La quatrième vague de l’Observatoire des élections municipales* de l’Institut Verian et la Fondation Jean-Jaurès en partenariat avec la Fédération hospitalière de France (FHF) a dévoilé, mercredi 21 janvier 2026, ses résultats à seulement sept semaines des élections municipales (15 et 16 mars prochains). Cette enquête, menée en décembre 2025, souligne une dégradation continue de l’offre de soins, avec des disparités territoriales et des attentes fortes envers les acteurs locaux, notamment les communes et les professionnels de santé.

 


Ce rapport, publié à moins de deux mois d'une échéance cruciale pour les élus locaux, démontre, au travers de chiffres alarmants, que la santé sera un enjeu plus que majeur lors de ce rendez-vous démocratique. Ainsi, 81% de nos concitoyens ont déjà renoncé à consulter un professionnel de santé pour au moins un de ces motifs : délais trop longs (65%), absence de spécialistes (60%), coût trop élevé (47%), difficultés pour se déplacer (33%), préférence pour l'automédication (41%), les méthodes alternatives (30%) et les conseils d'un proche (27%). Plus d'un quart des Français (26%) ont "souvent" renoncé aux soins du fait de délais trop longs et 23% pour des raisons d'absence de spécialiste. 40% des Français rencontrent des difficultés pour accéder à des soins de santé près de chez eux, un chiffre qui grimpe même à 53% dans les communes rurales et à 52% dans des villes moyennes (2.000 à 20.000 habitants).

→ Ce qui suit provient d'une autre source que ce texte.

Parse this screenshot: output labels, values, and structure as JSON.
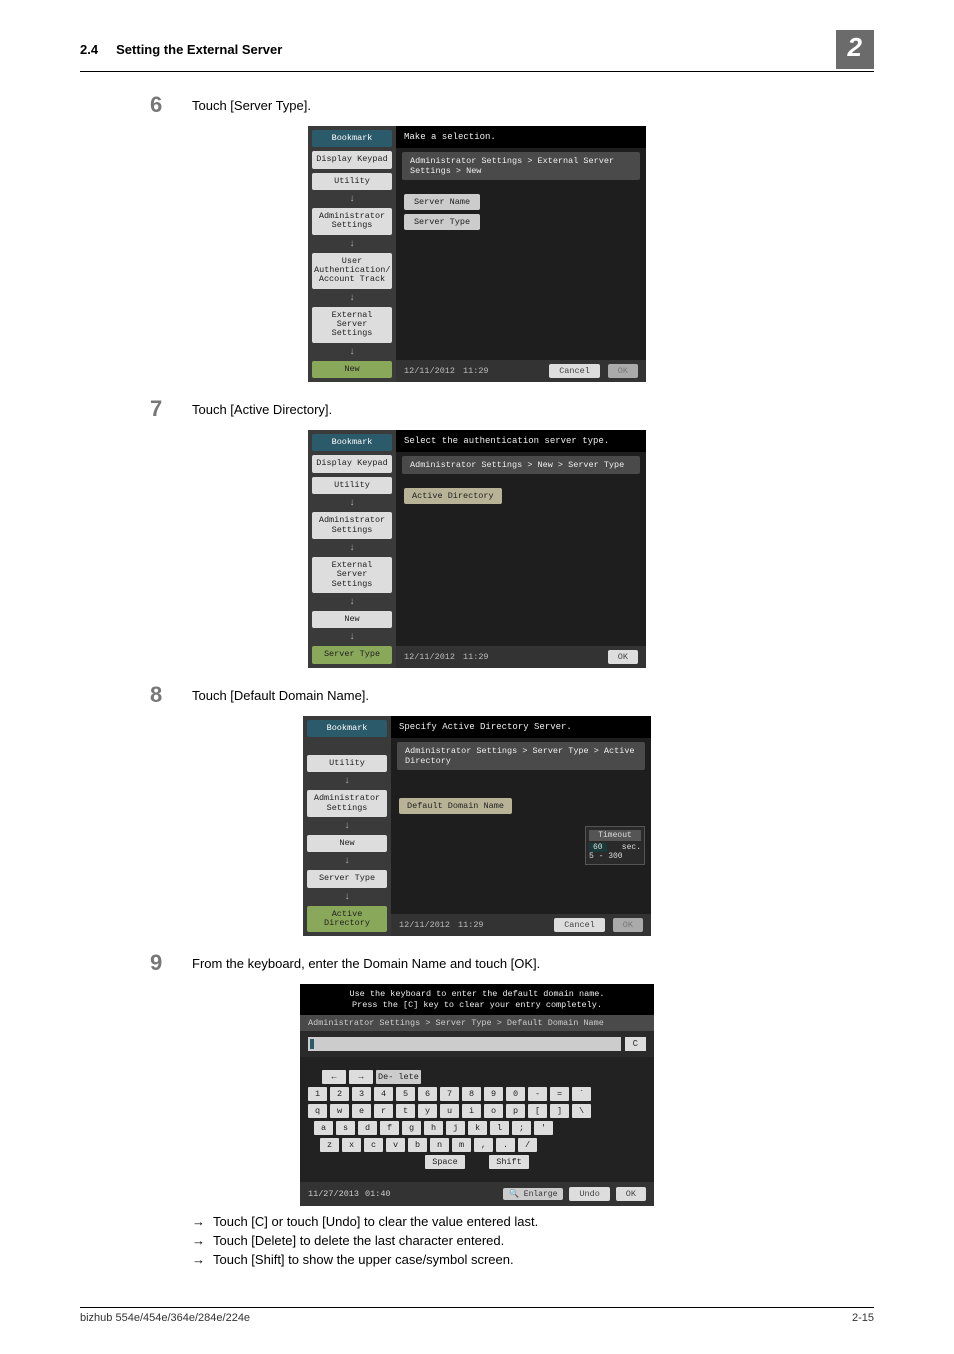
{
  "header": {
    "section_num": "2.4",
    "section_title": "Setting the External Server",
    "chapter_badge": "2"
  },
  "steps": {
    "s6": {
      "num": "6",
      "text": "Touch [Server Type]."
    },
    "s7": {
      "num": "7",
      "text": "Touch [Active Directory]."
    },
    "s8": {
      "num": "8",
      "text": "Touch [Default Domain Name]."
    },
    "s9": {
      "num": "9",
      "text": "From the keyboard, enter the Domain Name and touch [OK]."
    }
  },
  "bullets": {
    "b1": "Touch [C] or touch [Undo] to clear the value entered last.",
    "b2": "Touch [Delete] to delete the last character entered.",
    "b3": "Touch [Shift] to show the upper case/symbol screen."
  },
  "panel6": {
    "top_msg": "Make a selection.",
    "crumb": "Administrator Settings > External Server Settings > New",
    "sidebar": [
      "Bookmark",
      "Display Keypad",
      "Utility",
      "Administrator Settings",
      "User Authentication/ Account Track",
      "External Server Settings",
      "New"
    ],
    "field1": "Server Name",
    "field2": "Server Type",
    "datetime_date": "12/11/2012",
    "datetime_time": "11:29",
    "cancel": "Cancel",
    "ok": "OK"
  },
  "panel7": {
    "top_msg": "Select the authentication server type.",
    "crumb": "Administrator Settings > New > Server Type",
    "sidebar": [
      "Bookmark",
      "Display Keypad",
      "Utility",
      "Administrator Settings",
      "External Server Settings",
      "New",
      "Server Type"
    ],
    "btn": "Active Directory",
    "datetime_date": "12/11/2012",
    "datetime_time": "11:29",
    "ok": "OK"
  },
  "panel8": {
    "top_msg": "Specify Active Directory Server.",
    "crumb": "Administrator Settings > Server Type > Active Directory",
    "sidebar": [
      "Bookmark",
      "",
      "Utility",
      "Administrator Settings",
      "New",
      "Server Type",
      "Active Directory"
    ],
    "btn": "Default Domain Name",
    "timeout_label": "Timeout",
    "timeout_val": "60",
    "timeout_unit": "sec.",
    "timeout_range": "5 - 300",
    "datetime_date": "12/11/2012",
    "datetime_time": "11:29",
    "cancel": "Cancel",
    "ok": "OK"
  },
  "kb": {
    "top_msg1": "Use the keyboard to enter the default domain name.",
    "top_msg2": "Press the [C] key to clear your entry completely.",
    "crumb": "Administrator Settings > Server Type > Default Domain Name",
    "c": "C",
    "delete": "De- lete",
    "row1": [
      "1",
      "2",
      "3",
      "4",
      "5",
      "6",
      "7",
      "8",
      "9",
      "0",
      "-",
      "=",
      "`"
    ],
    "row2": [
      "q",
      "w",
      "e",
      "r",
      "t",
      "y",
      "u",
      "i",
      "o",
      "p",
      "[",
      "]",
      "\\"
    ],
    "row3": [
      "a",
      "s",
      "d",
      "f",
      "g",
      "h",
      "j",
      "k",
      "l",
      ";",
      "'"
    ],
    "row4": [
      "z",
      "x",
      "c",
      "v",
      "b",
      "n",
      "m",
      ",",
      ".",
      "/"
    ],
    "space": "Space",
    "shift": "Shift",
    "datetime_date": "11/27/2013",
    "datetime_time": "01:40",
    "enlarge": "Enlarge",
    "undo": "Undo",
    "ok": "OK"
  },
  "footer": {
    "model": "bizhub 554e/454e/364e/284e/224e",
    "page": "2-15"
  },
  "colors": {
    "badge_bg": "#6b6b6b",
    "step_num": "#777777",
    "bookmark_bg": "#2b5a6a",
    "green_bg": "#8aa85a",
    "panel_bg": "#111111",
    "sidebar_bg": "#3a3a3a"
  }
}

L'accès à un médecin spécialiste demeure la tâche la plus ardue pour 63% des Français, vient ensuite le défi de trouver un médecin généraliste (47%), des professionnels de santé mentale (44%), des soins de réadaptation/rééducation (41%), l'imagerie médicale (38%), des soins liés à la maternité (26%), des infirmières libérales (19%), des laboratoires d'analyses (19%) et enfin les pharmacies (10%).
 


"La dégradation continue de l’accès aux soins ces dernières années constitue un signal d’alerte majeur et un risque pour notre pacte social. Les Français attendent des actions fortes, au niveau national comme dans les territoires, pour garantir un accès effectif aux soins, partout et pour toutes et tous, a déclaré Arnaud Robinet, président de la FHF dans un communiqué du 21 janvier dernier. Une loi de programmation en santé est plus que jamais nécessaire pour donner aux acteurs de terrain des perspectives claires, des moyens durables et la capacité de renforcer l’offre, notamment en matière de prévention. Le temps de l’attente est désormais derrière nous."